I don’t know how the forward method is implemented in your model but you could print the .grad_fn attribute of each intermediate tensor to check if a valid backward method is returned to isolate where the detaching takes place.

Hi @ptrblck ,

I tried printing the grad_fn :

def forward(self, input_ids, attention_mask, labels=None, decoder_attention_mask=None):
        outputs = self.model(input_ids=input_ids,
                        attention_mask=attention_mask,
                        labels=labels,
                        decoder_attention_mask=decoder_attention_mask)
        print("outputs.logits.grad_fn:",outputs.logits.grad_fn)
        print("total params reuires grad",sum(p.numel() for p in self.model.parameters() if p.requires_grad))
        print("model.training:",model.training)
        return outputs.loss, outputs.logits

I got this output:

outputs.logits.grad_fn: None
total params reuires grad 222903552
model.training:True

What does output.loss.grad_fn return? Maybe the .logits were explicitly detached but the .loss is still differentiable?
If the .loss.grad_fn is also set to None you would need to check the model’s forward pass.
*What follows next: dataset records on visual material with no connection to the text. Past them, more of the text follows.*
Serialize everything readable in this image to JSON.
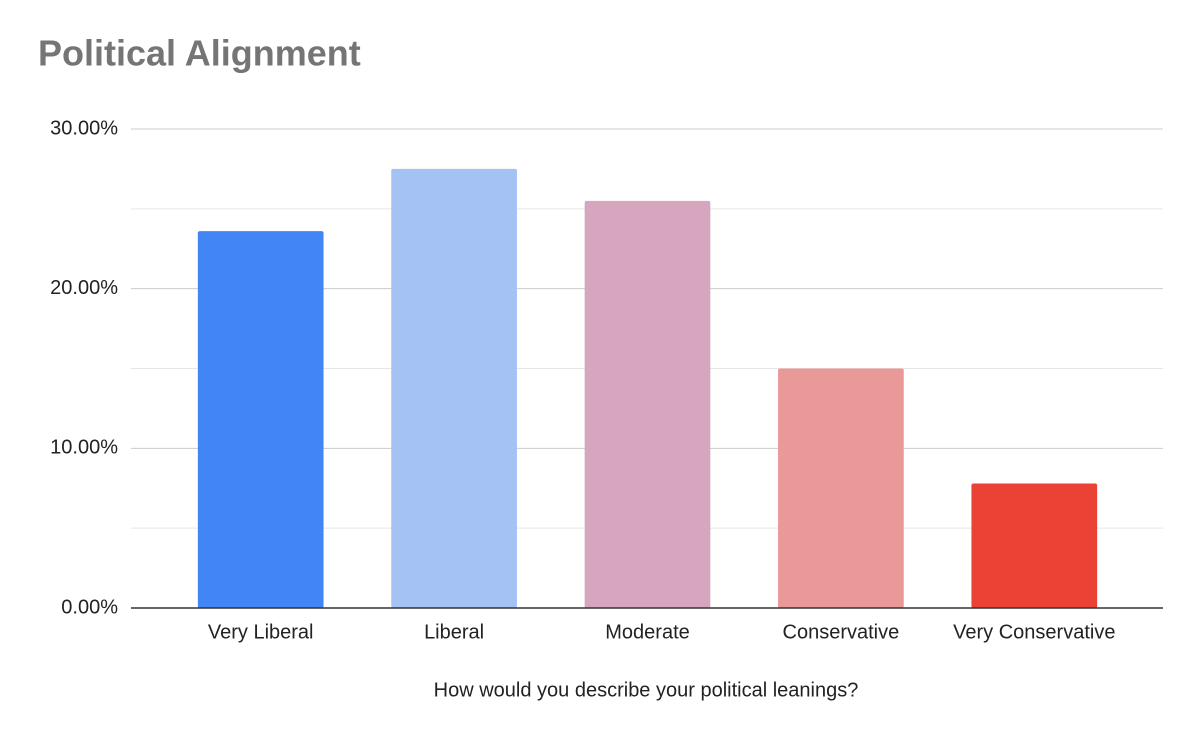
{
  "chart_data": {
    "type": "bar",
    "title": "Political Alignment",
    "x_label": "How would you describe your political leanings?",
    "categories": [
      "Very Liberal",
      "Liberal",
      "Moderate",
      "Conservative",
      "Very Conservative"
    ],
    "values": [
      23.6,
      27.5,
      25.5,
      15.0,
      7.8
    ],
    "colors": [
      "#4285f4",
      "#a4c2f4",
      "#d5a6bd",
      "#ea9999",
      "#ea4335"
    ],
    "ylim": [
      0,
      30
    ],
    "yticks": [
      {
        "value": 0,
        "label": "0.00%"
      },
      {
        "value": 10,
        "label": "10.00%"
      },
      {
        "value": 20,
        "label": "20.00%"
      },
      {
        "value": 30,
        "label": "30.00%"
      }
    ],
    "minor_yticks": [
      5,
      15,
      25
    ],
    "grid": true
  }
}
outputs.logits.grad_fn: None
outputs.loss.grad_fn: None

Yes the loss grad_fn is also shown as None.

Its strange, because I am not deliberately changing anything inside the model, and directly using the pretrained version.

Yes, it’s indeed strange and you would thus need to check the internals of this model and how it was implemented as either the model or script might disable gradient calculations globally or via with torch.no_grad() for some reason that I’m unaware of.

yes, I rewrote the code in PyTorch and it worked fine, maybe some issue with PyTorch lightning wrapper.

To debug it further, you could use print(torch.is_grad_enabled()) to see if something disabled gradient calculation (by mistake).

sure @ptrblck , will try it. Thanks a lot, I will update the thread with solution if found.